Orang-orang di sekitar juga ramai, begitu siaran dimulai, semua komunikasi harus mereka tangani. Jika ada pelanggaran yang terdeteksi, harus segera ditangani dan dicari tahu penyebabnya. Jika siaran tiba-tiba dihentikan, mereka harus berkomunikasi dan memastikan siaran Susu tetap berjalan.
Semua orang sangat sibuk, bahkan studio menambah dua asisten rumah tangga, serta dua staf muda yang baru datang untuk mendukung logistik, mengatur bahan makanan, buah, dan minuman yang datang lewat pintu belakang.
Murid-murid Susu yang dulu dibawa dari platform lama pun berdatangan. Ada yang sudah berdiri sendiri, ada yang masih bergantung pada Susu dan membutuhkan arus penggemarnya. Mereka rutin datang setiap hari, dan saat hari siaran, Susu mengatur beberapa untuk tampil sesuai kualitas program mereka. Yang sekadar ingin meraih popularitas tapi tanpa keahlian, harus menunggu giliran, hanya diperbolehkan tampil jika tidak mengganggu kualitas siaran.
Siaran Susu lebih mirip pertunjukan panggung pribadi yang diatur oleh puluhan orang, hanya saja panggung berpindah ke siaran langsung, dan semua aspek dukungan sangat profesional; keuntungan dan kerugian bergantung pada penonton yang kini hadir di dunia maya.
Pembawa acara tidak akan gugup, tidak takut melakukan kesalahan, tapi juga sulit untuk benar-benar bersemangat. Banyak yang mengatakan, penampilan Susu di luar siaran jauh lebih baik, memiliki energi panggung yang luar biasa.
Dengan segala kesibukan itu, Susu masih sempat menjemput Wu Wei di bandara, menunjukkan perhatian penuh. Saat Wu Wei tiba di studio, ia tidak bersikap berlebihan dan langsung berkata kepada Susu, "Aku sudah membuat koreografi, tidak perlu menyesuaikan gerakan untuk pengambilan gambar lambat."
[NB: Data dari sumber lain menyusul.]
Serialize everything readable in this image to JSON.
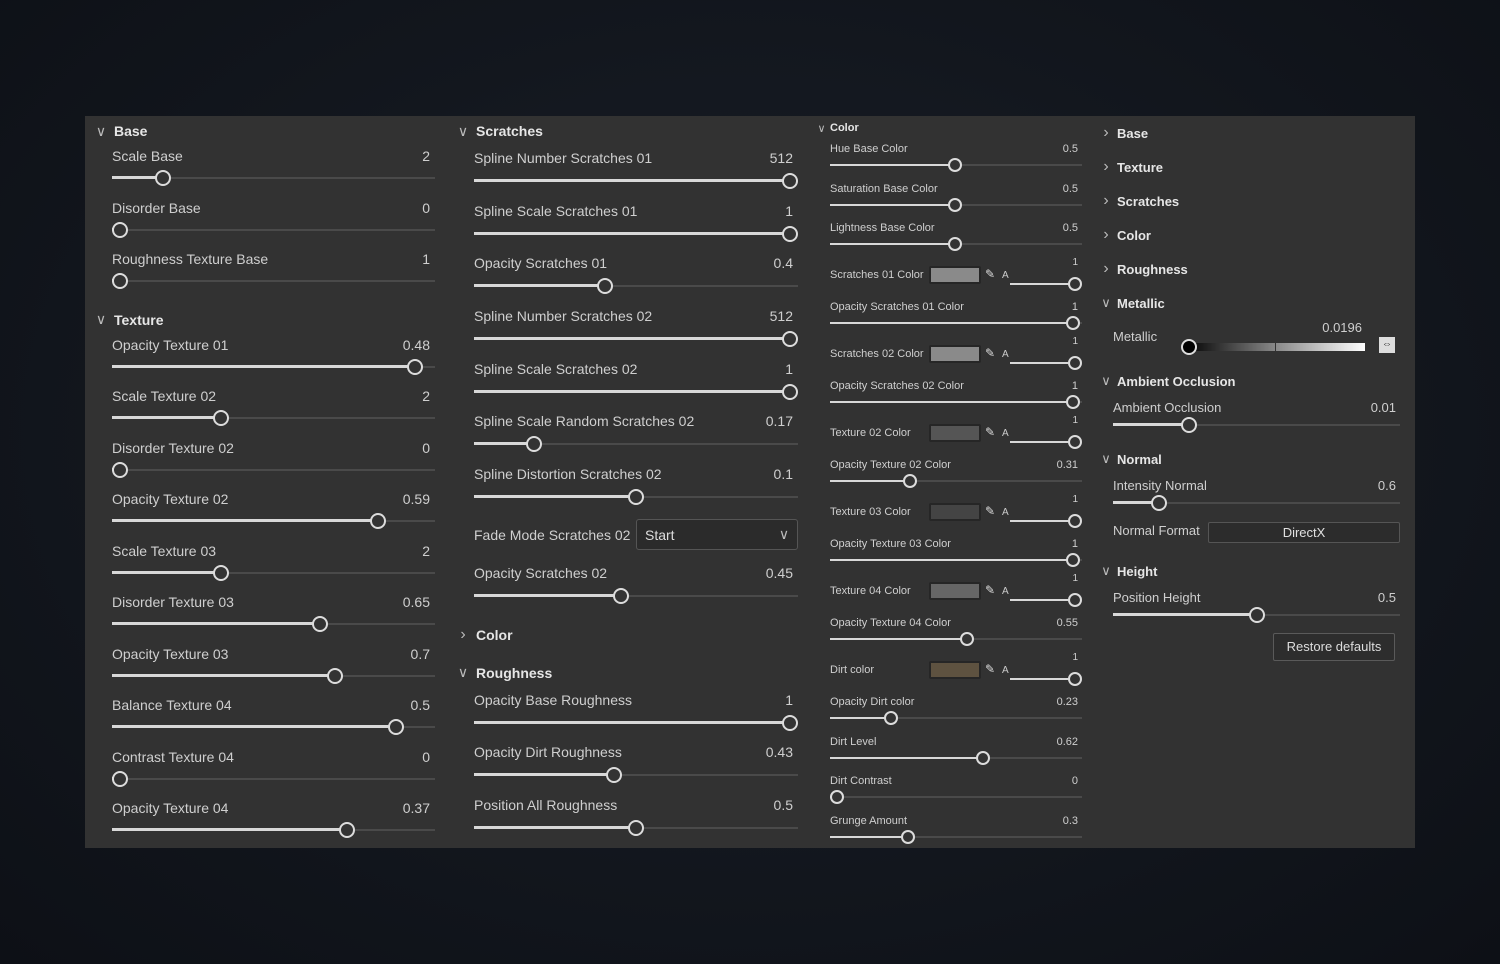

Guru tari Susu di sampingnya terlihat sedikit tidak senang, namun ia tahu Wu Wei, penari yang tengah viral di dunia maya, tidak perlu diragukan kemampuannya. Namun, soal koreografi, ia meremehkan. Bisa menari belum tentu bisa mengarang gerakan; jangan sampai Wu Wei mengira mengambil tarian panggung, mengubah beberapa gerakan dan urutan, lalu menyebutnya koreografi.
Melihat Wu Wei masih mencari musik di komputer, bukan hanya guru tari yang menanggapi, Susu pun menerima banyak tatapan tidak suka dari orang-orang di sekitarnya, dengan isyarat mata meminta mereka bersabar.
Dengan keahlian fotografi Wu Wei yang sudah diakui, sedikit kesabaran menunggu tentu saja layak diberikan.